4. Nyad relied on a playlist of 85 songs to power through long swims -- and it was all in her head.

"Now mind you, I'm not listening to headphones. It's just in my brain. And you're out there. You're in an extreme state of sensory deprivation. When you're in the water, you've got a tight cap over your head, you don't hear a thing," she said. "Neil Young -- I would hear that haunting, falsetto voice. I'd sing it with my stroke. 'I hear you knockin' at my cellar door. I love you, baby, can I ask for more?' And that got me through. I would sing 1,000 'Needle and the Damage Done,' -- 1,000 which takes me nine hours and seven minutes exactly. Not a few seconds more, not a few seconds less. It is an exact count ... The songs were important."

5. Swimming may look like a solo sport, but it takes a team.

Before reaching the Key West shore during her triumphant 2013 swim, Nyad circled around her team, thanking the dozens who devoted their time and energy to helping her make it from Cuba to Florida.

"They all gave and they all believed and they -- not one of them got paid a dime. And I asked them all to come close in a semi-circle. And I cried, just wept," she recalled. "And I said, 'Look, I guess I'm gonna stumble up on that beach pretty soon. And I guess somebody's gonna take my picture. But don't you ever forget because I will never forget that we did this as a team. We made history together.'"

6. 60s are the new 20s for Diana Nyad.

"There's no doubt that I am in the prime of my life today. And you could say in some ways, well, of course we all say that, as we get older we mature. And we have better perspectives and we realize how precious every day is. There is all that. And that brings a wealth of new experience. But I actually think I'm physically better than in my 20s," Nyad said. "I don't get sick very often. My immune system is more resilient. I'm brute stronger ... I actually think just because of the mind and the emotional set of being mature, I am a better athlete in my 60s than I was in my 20s."

7. "Dancing with the Stars" wasn't what Nyad was expecting.

"The only bad dip in that entire two years (following the Cuba swim) was 'Dancing with the Stars' ... I am a rabid fan. I love it. I am not a bad dancer. As a matter of fact, some would say quite a fluent dancer," she said. "But, you know, people don't understand what a competition is. First of all, I have to get real. The first day we're there, Meryl Davis comes over. She can't help herself. She does a pirouette and an arabesque or something, tips her leg over and gets a piece of cantaloupe. And (my dance partner) Henry and I said, 'We are so screwed.'"

8. She wants a million people to walk across America with her.

"We've become a largely sedentary society. A doctor from Arizona State, his big new phrase is, 'Sitting is the new smoking.' And so next summer, my buddy, Bonnie, and I -- we're going to walk cross country.
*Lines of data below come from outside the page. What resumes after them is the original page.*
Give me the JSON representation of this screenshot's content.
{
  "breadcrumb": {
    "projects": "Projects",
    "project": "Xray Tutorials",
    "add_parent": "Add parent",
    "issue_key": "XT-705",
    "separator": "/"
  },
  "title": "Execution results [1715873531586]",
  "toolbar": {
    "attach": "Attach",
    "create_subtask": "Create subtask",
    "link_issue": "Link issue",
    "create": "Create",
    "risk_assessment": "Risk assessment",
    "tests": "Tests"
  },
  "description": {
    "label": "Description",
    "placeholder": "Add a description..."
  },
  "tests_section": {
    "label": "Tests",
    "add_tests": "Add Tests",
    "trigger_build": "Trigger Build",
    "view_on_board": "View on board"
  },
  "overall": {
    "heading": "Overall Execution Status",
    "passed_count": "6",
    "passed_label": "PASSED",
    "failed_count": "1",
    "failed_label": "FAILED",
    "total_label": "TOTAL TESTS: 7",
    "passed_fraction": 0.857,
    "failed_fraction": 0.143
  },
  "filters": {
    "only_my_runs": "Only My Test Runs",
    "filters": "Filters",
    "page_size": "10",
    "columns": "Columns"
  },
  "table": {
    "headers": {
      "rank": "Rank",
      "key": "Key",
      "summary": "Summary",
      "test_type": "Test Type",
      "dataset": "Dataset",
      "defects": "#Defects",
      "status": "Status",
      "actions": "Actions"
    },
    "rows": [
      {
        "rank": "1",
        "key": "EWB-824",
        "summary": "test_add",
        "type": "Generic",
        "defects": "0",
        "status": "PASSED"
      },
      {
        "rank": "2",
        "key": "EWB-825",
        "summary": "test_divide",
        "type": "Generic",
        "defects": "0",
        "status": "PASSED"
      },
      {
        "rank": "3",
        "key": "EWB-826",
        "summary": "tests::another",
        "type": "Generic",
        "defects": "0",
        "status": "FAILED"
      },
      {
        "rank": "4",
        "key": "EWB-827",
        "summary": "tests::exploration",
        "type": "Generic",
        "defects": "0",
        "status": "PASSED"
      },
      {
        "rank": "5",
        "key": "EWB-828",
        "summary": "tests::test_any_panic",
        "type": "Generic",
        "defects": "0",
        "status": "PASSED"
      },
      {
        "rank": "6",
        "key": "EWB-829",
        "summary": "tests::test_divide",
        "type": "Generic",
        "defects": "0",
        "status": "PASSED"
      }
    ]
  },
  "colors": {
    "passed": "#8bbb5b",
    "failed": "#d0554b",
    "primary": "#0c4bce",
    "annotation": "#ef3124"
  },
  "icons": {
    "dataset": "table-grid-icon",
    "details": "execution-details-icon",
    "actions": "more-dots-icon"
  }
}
We're going to do it from L.A. to Washington D.C," Nyad said. "We want to get a million people out on the road with us and another million remote wherever they live -- Sydney, Australia, Bangor, Maine. And when we finish, we're going to say, 'You know what? Today is the day we made America a nation of walkers.'"

9. Her message and motivation right now.

"Life is short. It is fleeting," she said. "This life that we're living here on earth has an end, we're all on a one way street. Why not live it big? Why not live it with dreams and aspirations and be everything you can be? Tap every ounce of potential and courage that's in you."